How to make a portable target stand kit

Down Range view of my target stand.

Down Range view of my target stand.

One problem I ran into with my club was the need to bring my own target stands to the club. Our club rules state that your stand cannot be metal (I take this to include having any metal parts beyond screws).  This meant building one out of wood or PVC that would be portable and durable but also easy to repair.  Many of the stands that are pre-built online once damaged are difficult or expensive to replace. 

There are pros and cons to any stand combination and won't get into great detail other than what I was considering when building. 

Wood Stands:

  • Easy to build and design but most designs seem difficult to take apart, are heavy and not very portable. 
  • They are very durable, most I have seen can take large rounds and hold together.  
  • You have to plan for height adjustment and that just adds to the weight.

PVC:

  • Easy to put together and store.  
  • Can be made more permanent with some PVC cement
  • Parts are easy to replace and light.

After lots of reading and YouTube videos, I decided to go with a PVC based stand. My goal was to be able to build a stand that could stand on up easy, be easy to fix and could be broken down into a duffel bag.  Here is the parts list I came up with:

  • 10 - 2 foot sections of 1.25" PVC ($3 per section., home depot sells these in precut sections.)
  • 2 - 1.25" PVC Elbow Joints for the top of the frame.  ($2.75 per unit)
  • 4 - 1.25" PVC T-shaped joints for the middle and bottom of the frame
  • 4 Everbilt 5/16in x 2-3/4in wire locking pin ($3.00 per locking pin at home depot)
  • 1 Pack of 100 Harileminy Cable Zip Ties Heavy Duty 12 Inch Self-Locking Ultra Strong Plastic Wire Ties ($7 per bag)
  • 1 Piece of thick cardboard at least 24 x 24
  • As a additional support item, I have some sandbags photography that make a great weight on windy days

I came up with my design because I wanted something I could put together with minimal overhead and take apart for storage in a simple bag. I have a Filson 25 inch medium duffle that was not getting much use, so I wanted to be able to put all the 24inch segments in the bag, the joints, a rubber mallet and the locking pieces.  You don't need to use something this fancy or expensive but I happen to have it and it was the perfect size for this project.  I also bought a few back up parts if anything broke.

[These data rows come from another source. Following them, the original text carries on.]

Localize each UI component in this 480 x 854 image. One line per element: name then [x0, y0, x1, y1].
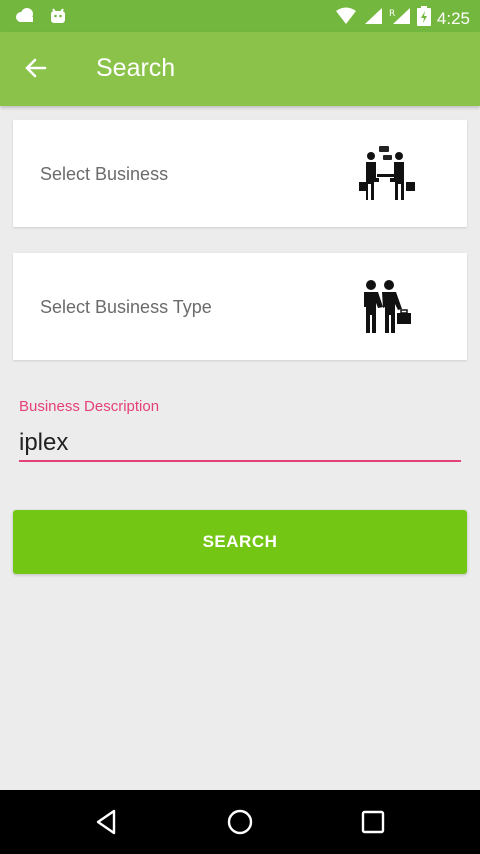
status-left	[14, 6, 68, 31]
select-business-type-card[interactable]: Select Business Type	[13, 253, 467, 360]
android-icon	[48, 6, 68, 31]
signal-roaming-icon: R	[389, 7, 411, 30]
status-time: 4:25	[436, 8, 470, 28]
wifi-icon	[335, 7, 357, 30]
handshake-icon	[357, 277, 417, 337]
navigation-bar	[0, 790, 480, 854]
back-button[interactable]	[18, 52, 54, 88]
svg-text:R: R	[389, 9, 395, 19]
signal-icon	[363, 7, 383, 30]
battery-icon	[416, 6, 431, 31]
business-meeting-icon	[357, 144, 417, 204]
business-description-label: Business Description	[19, 398, 160, 415]
app-bar: Search	[0, 32, 480, 106]
select-business-type-label: Select Business Type	[40, 297, 212, 317]
select-business-label: Select Business	[40, 164, 169, 184]
home-circle-icon[interactable]	[225, 807, 255, 837]
business-description-input[interactable]	[19, 426, 461, 462]
cloud-icon	[14, 6, 36, 31]
arrow-left-icon	[24, 56, 48, 85]
search-button[interactable]: SEARCH	[13, 510, 467, 574]
status-right: R 4:25	[335, 6, 470, 31]
select-business-card[interactable]: Select Business	[13, 120, 467, 227]
recents-square-icon[interactable]	[358, 807, 388, 837]
page-title: Search	[96, 54, 176, 82]
back-triangle-icon[interactable]	[92, 807, 122, 837]
status-bar: R 4:25	[0, 0, 480, 32]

I built mine at home the first time so that I could frame it out and drill holes for the locking pins. I wanted to be able to take apart the stand, but I also wanted to move the stand to various distances without it falling apart. The locking pins hold together the key joints without requiring glue.  

Sorry for the fuzzy image. I when ahead and used a vise to hold the stand while drilling the pin hole through the T joint and leg stand.

For hanging the paper targets I just used two pieces of cardboard zip tied to the frame.  This let me easily mount the cardboard tightly to the frame without having to damage the structure of the frame.  Zip ties are useful as well for hanging clay targets if you want to shoot at those instead of paper.  I sometimes shoot a hybrid model, putting T joints in the top corners instead of elbows and hang cardboard in the frame and clay pigeons from the arms on the right and left.

I used my knife to punch a hole above and below the frame, this allows for a nice tight fit. 

I used my knife to punch a hole above and below the frame, this allows for a nice tight fit. 

For stability on windy days I have at least one sand bag to put over the feet of stand and these bags can also be used for positioning the gun when bench shooting in a pinch. I got the idea to use sand bags that photographers use to stabilize their tripods, they are durable and waterproof so they are easy to clean if your stand gets in the mud.  I will add more photos on my next trip out to the range of the setup.